Teknolojinin artık adeta yemek içmek kadar hayatımızın önemli bir parçası haline geldiğini hepimiz biliyoruz. Biliyoruz bilmesine de hepimizin bu acı gerçekle yüzleşmesi farklı oluyor. Nitekim her birimizin zaafı başka. Teknoloji hayatımızı kolaylaştırırken bizi gittikçe ona muhtaç hale getiriyor. Daha da kötüsü hislerimizi yok ediyor.

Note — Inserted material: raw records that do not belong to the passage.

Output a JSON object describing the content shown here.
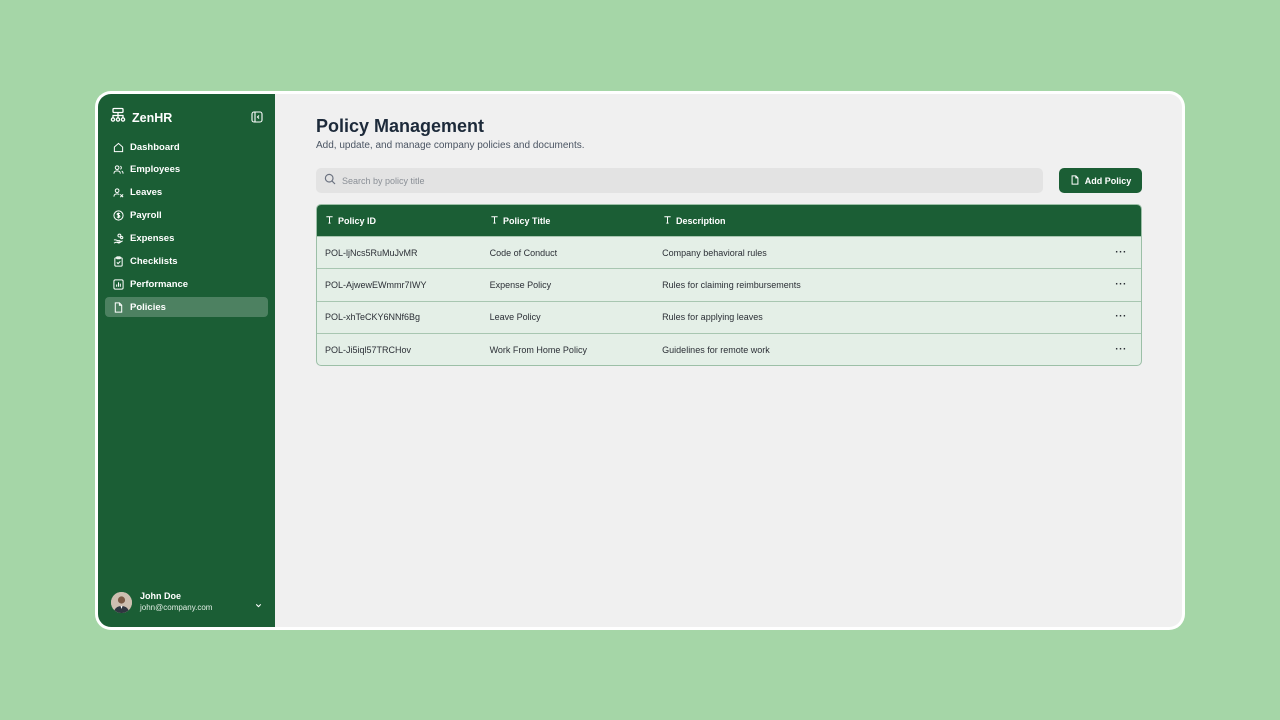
{
  "app": {
    "name": "ZenHR"
  },
  "sidebar": {
    "items": [
      {
        "label": "Dashboard",
        "icon": "home-icon",
        "active": false
      },
      {
        "label": "Employees",
        "icon": "users-icon",
        "active": false
      },
      {
        "label": "Leaves",
        "icon": "user-x-icon",
        "active": false
      },
      {
        "label": "Payroll",
        "icon": "dollar-circle-icon",
        "active": false
      },
      {
        "label": "Expenses",
        "icon": "hand-coins-icon",
        "active": false
      },
      {
        "label": "Checklists",
        "icon": "clipboard-check-icon",
        "active": false
      },
      {
        "label": "Performance",
        "icon": "bar-chart-icon",
        "active": false
      },
      {
        "label": "Policies",
        "icon": "file-icon",
        "active": true
      }
    ]
  },
  "user": {
    "name": "John Doe",
    "email": "john@company.com"
  },
  "page": {
    "title": "Policy Management",
    "subtitle": "Add, update, and manage company policies and documents."
  },
  "search": {
    "placeholder": "Search by policy title",
    "value": ""
  },
  "toolbar": {
    "add_label": "Add Policy"
  },
  "table": {
    "columns": [
      "Policy ID",
      "Policy Title",
      "Description"
    ],
    "rows": [
      {
        "id": "POL-ljNcs5RuMuJvMR",
        "title": "Code of Conduct",
        "description": "Company behavioral rules"
      },
      {
        "id": "POL-AjwewEWmmr7IWY",
        "title": "Expense Policy",
        "description": "Rules for claiming reimbursements"
      },
      {
        "id": "POL-xhTeCKY6NNf6Bg",
        "title": "Leave Policy",
        "description": "Rules for applying leaves"
      },
      {
        "id": "POL-Ji5iql57TRCHov",
        "title": "Work From Home Policy",
        "description": "Guidelines for remote work"
      }
    ],
    "row_action_label": "···"
  },
  "colors": {
    "background": "#a5d6a7",
    "sidebar": "#1b5e35",
    "accent": "#1b5e35",
    "table_row": "#e4efe7"
  }
}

Bir çoğumuz telefonların, tabletlerin içinde yaşıyor, acaba bugün kim hangi story’yi paylaşmış diye merak etmeden duramıyoruz. Cep telefonlarımızı bir yerde unutsak dünyanın en büyük felaketi başımıza gelmiş gibi hissedebiliyoruz.
Benimde teknolojinin bu korkunçluğuyla bir kez daha yüzleşmem cep telefonlarıma ve mail kutuma gelen mesajlarla oldu. Bir de geçen günlerde e-kitabın bir çok kişi tarafından hala bilinmediğini internet ortamında okuduğum bir kaç yorumdan anladım. E-kitaplar sipariş ediliyormuş ama gerçekten ne olduğu bilinmiyormuş! Harika gerçekten hiç kimse tarafından bilinmeseydi. Bu e-kitabı aslında bir kaç sene önce arkadaşımda görmüştüm. Ne yapıyorsun sen öyle diye sorduğumda “Kitap okuyorum!” demişti bana. “Kitap okuyormuş”. Bir de yine internette bu konuyla ilgili yazılan yazılarda Türkiye’nin bu olayı benimsemediği ve pazarının dar olduğu ile ilgili bilgiler yer alıyor.

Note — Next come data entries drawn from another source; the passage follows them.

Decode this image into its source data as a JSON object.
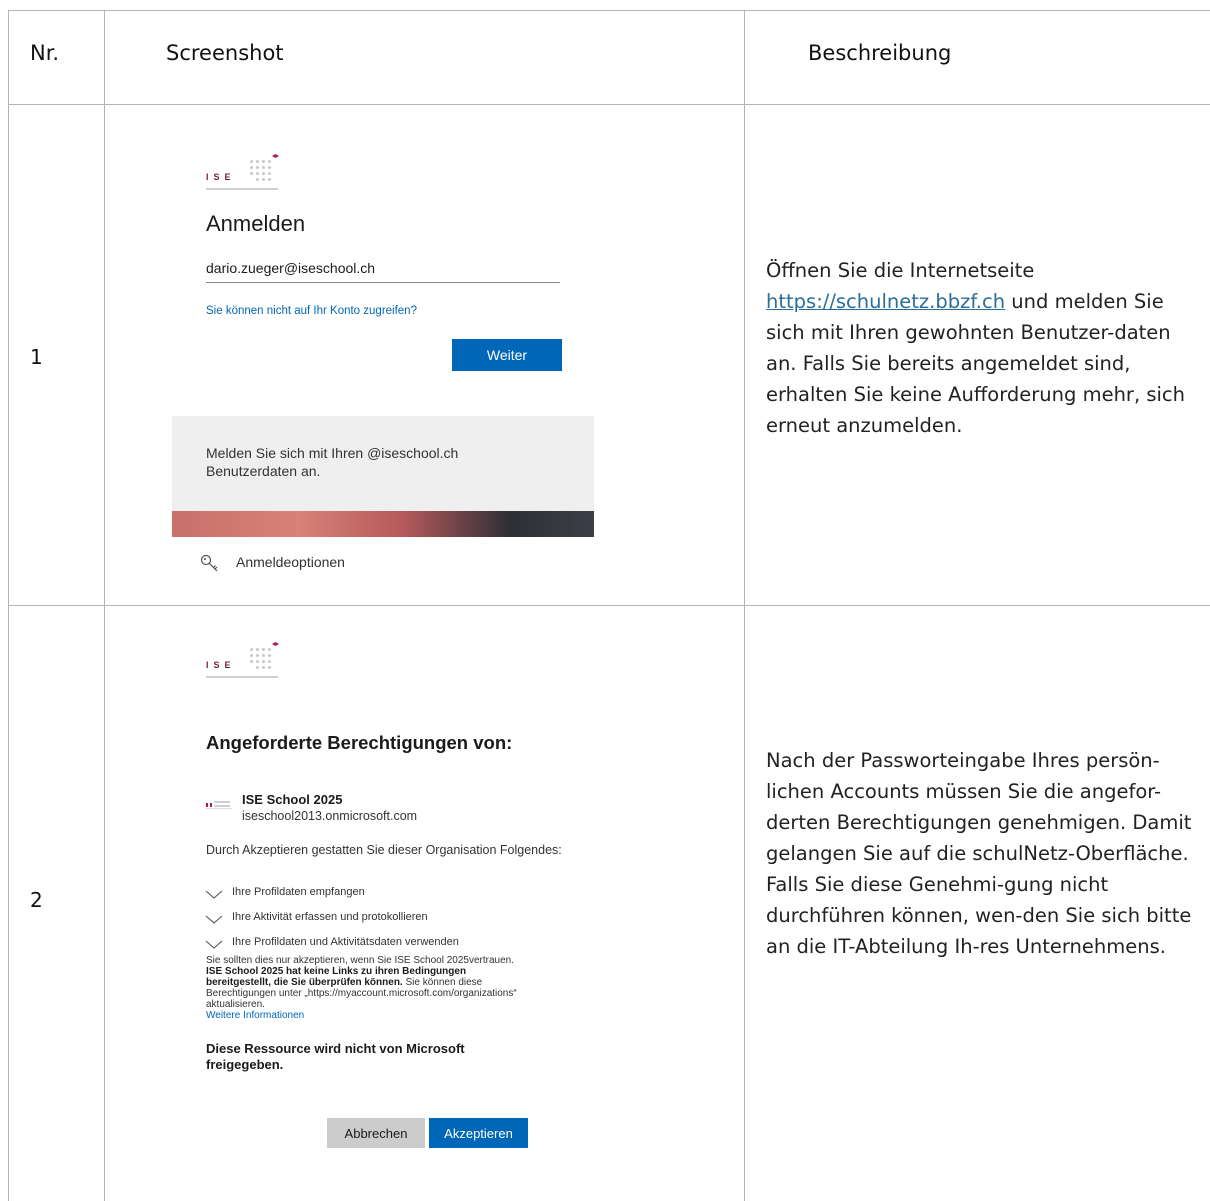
{
  "table": {
    "headers": {
      "nr": "Nr.",
      "screenshot": "Screenshot",
      "beschreibung": "Beschreibung"
    },
    "rows": [
      {
        "nr": "1",
        "description": {
          "pre": "Öffnen Sie die Internetseite ",
          "link": "https://schulnetz.bbzf.ch",
          "post": " und melden Sie sich mit Ihren gewohnten Benutzer-daten an. Falls Sie bereits angemeldet sind, erhalten Sie keine Aufforderung mehr, sich erneut anzumelden."
        }
      },
      {
        "nr": "2",
        "description": "Nach der Passworteingabe Ihres persön-lichen Accounts müssen Sie die angefor-derten Berechtigungen genehmigen. Damit gelangen Sie auf die schulNetz-Oberfläche. Falls Sie diese Genehmi-gung nicht durchführen können, wen-den Sie sich bitte an die IT-Abteilung Ih-res Unternehmens."
      }
    ]
  },
  "signin": {
    "logo_letters": "ISE",
    "title": "Anmelden",
    "email_value": "dario.zueger@iseschool.ch",
    "cant_access": "Sie können nicht auf Ihr Konto zugreifen?",
    "next_button": "Weiter",
    "info": "Melden Sie sich mit Ihren @iseschool.ch Benutzerdaten an.",
    "options": "Anmeldeoptionen"
  },
  "consent": {
    "logo_letters": "ISE",
    "title": "Angeforderte Berechtigungen von:",
    "org_name": "ISE School 2025",
    "org_domain": "iseschool2013.onmicrosoft.com",
    "intro": "Durch Akzeptieren gestatten Sie dieser Organisation Folgendes:",
    "permissions": [
      "Ihre Profildaten empfangen",
      "Ihre Aktivität erfassen und protokollieren",
      "Ihre Profildaten und Aktivitätsdaten verwenden"
    ],
    "fine_pre": "Sie sollten dies nur akzeptieren, wenn Sie ISE School 2025vertrauen. ",
    "fine_bold": "ISE School 2025 hat keine Links zu ihren Bedingungen bereitgestellt, die Sie überprüfen können.",
    "fine_post": " Sie können diese Berechtigungen unter „https://myaccount.microsoft.com/organizations“ aktualisieren.",
    "more_info": "Weitere Informationen",
    "warning": "Diese Ressource wird nicht von Microsoft freigegeben.",
    "cancel_button": "Abbrechen",
    "accept_button": "Akzeptieren"
  }
}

Ayrıca e-gazeteler, e-dergilerde son zamanlarda hayatımıza hızla girdi. Artık haberlere gazetelerden değil, gazetelerin internet sitelerinden ulaşıyoruz. Çok az sayıda insan gazete satın alıyor belki de. Buna da bir lafım yoktu. Ama kitaplar söz konusu olunca isyan etmeden duramadım. Ben kitaplara dokunmak, onların sayfalarını çevirerek ve kitaplarla bir bağ kurarak yaşamak istiyorum. Sürekli mail kutuma gelen e-kitaplar bilmem kaç liradan şu kadara düştü mesajlarından ise nefret ediyorum.
Bir mutluluğum varsa o da kitap okumak, hatta eski kitapçıları, sarrafları gezmek, kitap evlerinde vakit geçirmek. Bu sanallıktan ve hissizlikten biraz olsun uzaklaşmak. Zaten bütün gün bilgisayar ekranlarına bakmaktan göz altlarınız morarmış farkında değil misiniz. Çok yer tutuyor diye düşünebilirsiniz ama kitap sevmek, gerçek bir okur olmak da bunu gerektirir. Birkaç kitabı valizinize ya da evinize sığdıramıyorsanız ben kitap severim demeyin.
Çocuklar, peki ya çocuklarımız? Zaten sokakta oynamak nedir bilmeyen ve tabletlerle çocukluğunu geçiren çocuklarımız ileride bir de tablet üzerinden mi kitap okuyacak? Bu hissizlik ve teslimiyet son bulmalı ve birileri dur demeli bu gidişe.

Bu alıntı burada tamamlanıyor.